Barkóczi: Ich habe so viel über die verschiedenen Genres gelernt, aber meiner Meinung nach kann man am meisten lernen, wenn man die Gelegenheit bekommt, an einer Live-Aufführung mitzuwirken. Natürlich haben wir im Studienprozess in kleinerem Rahmen gestartet, aber wir konnten am Anfang als Statisten an Live-Shows teilnehmen. Es war sehr aufregend. Und damit bekam ich dann auch Routine. Also glaube ich, die Schule hat mich gut auf meinen Beruf vorbereitet. Ich hoffe es wirklich, und das Publikum wird mich immer beurteilen können.

Wie ist es eigentlich, die von Alan Menken für „Die Schöne und das Biest“ komponierte Musik auf der Musicalbühne zu singen?

Barkóczi: Das ist fantastisch. Es kann auf sehr angenehme Weise gesungen werden, das Biest ist eine Bariton-Rolle. Aber was noch wichtiger ist: Es klingt wundervoll, es ist kein Zufall, dass die Musik einen Oscar gewonnen hat. Sie ist so berührend, sie ergreift wirklich deine Seele. Ich schätze es wirklich sehr, dass ich diese Chance vor sechs Jahren bekommen habe und diese Songs singen und ihnen zuhören kann.

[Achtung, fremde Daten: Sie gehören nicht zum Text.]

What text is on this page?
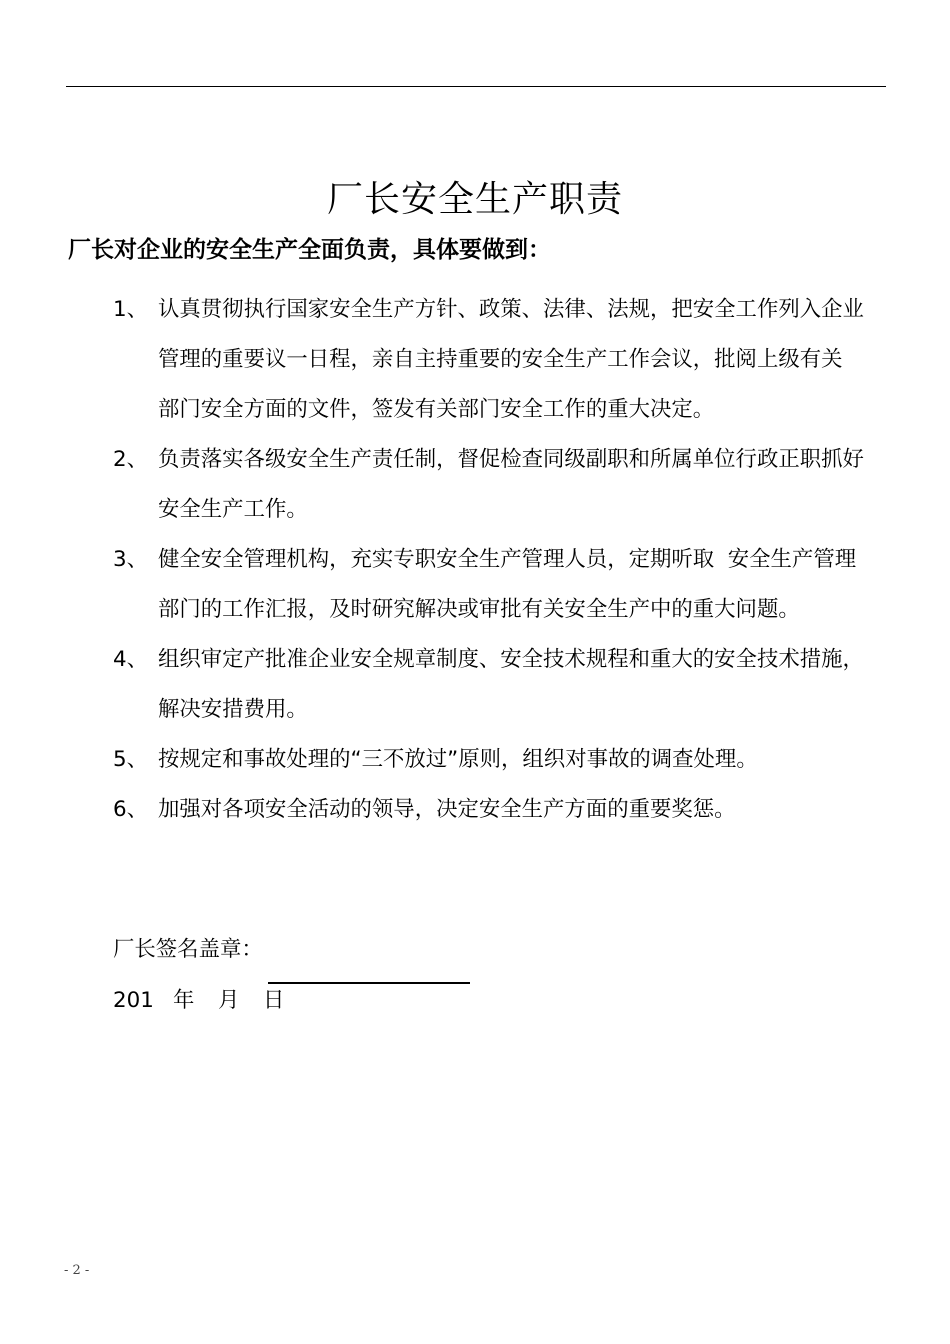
厂长安全生产职责
厂长对企业的安全生产全面负责，具体要做到：
1、 认真贯彻执行国家安全生产方针、政策、法律、法规，把安全工作列入企业
管理的重要议一日程，亲自主持重要的安全生产工作会议，批阅上级有关
部门安全方面的文件，签发有关部门安全工作的重大决定。
2、 负责落实各级安全生产责任制，督促检查同级副职和所属单位行政正职抓好
安全生产工作。
3、 健全安全管理机构，充实专职安全生产管理人员，定期听取  安全生产管理
部门的工作汇报，及时研究解决或审批有关安全生产中的重大问题。
4、 组织审定产批准企业安全规章制度、安全技术规程和重大的安全技术措施，
解决安措费用。
5、 按规定和事故处理的“三不放过”原则，组织对事故的调查处理。
6、 加强对各项安全活动的领导，决定安全生产方面的重要奖惩。
厂长签名盖章：
201 年 月 日
- 2 -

Was denken Sie über Menken?

Barkóczi: Er ist wunderbar und außerirdisch. Das ist keine Beleidigung. Er ist einer der talentiertesten Komponisten, der Gefühle und Ausdrücke durch seine Musik exakt vermitteln kann. Das ist so schwer – und so wichtig.

Zur Person 

Sándor Barkóczi studierte zunächst Kommunikations- und Medienwissenschaften an der Eötvös Loránd Universität in Budapest. Als er seine Liebe zum Musical entdeckte, absolvierte er eine Ausbildung als Sänger und Schauspieler am Pester Broadway Studio. 2010 wurde er ins Ensemble des Budapester Operettentheaters aufgenommen. Barkóczi verkörperte die Hauptrolle in „Mozart!“, spielte Prinz Imre in der neuen Version der ungarischen Rockoper „Gott, mit Dir!“ und stellte den Lehrer Kalmár im Musical „Abigail“ dar. In seiner Freizeit ist der Musicaldarsteller ein begeisterter Hobbygitarrist.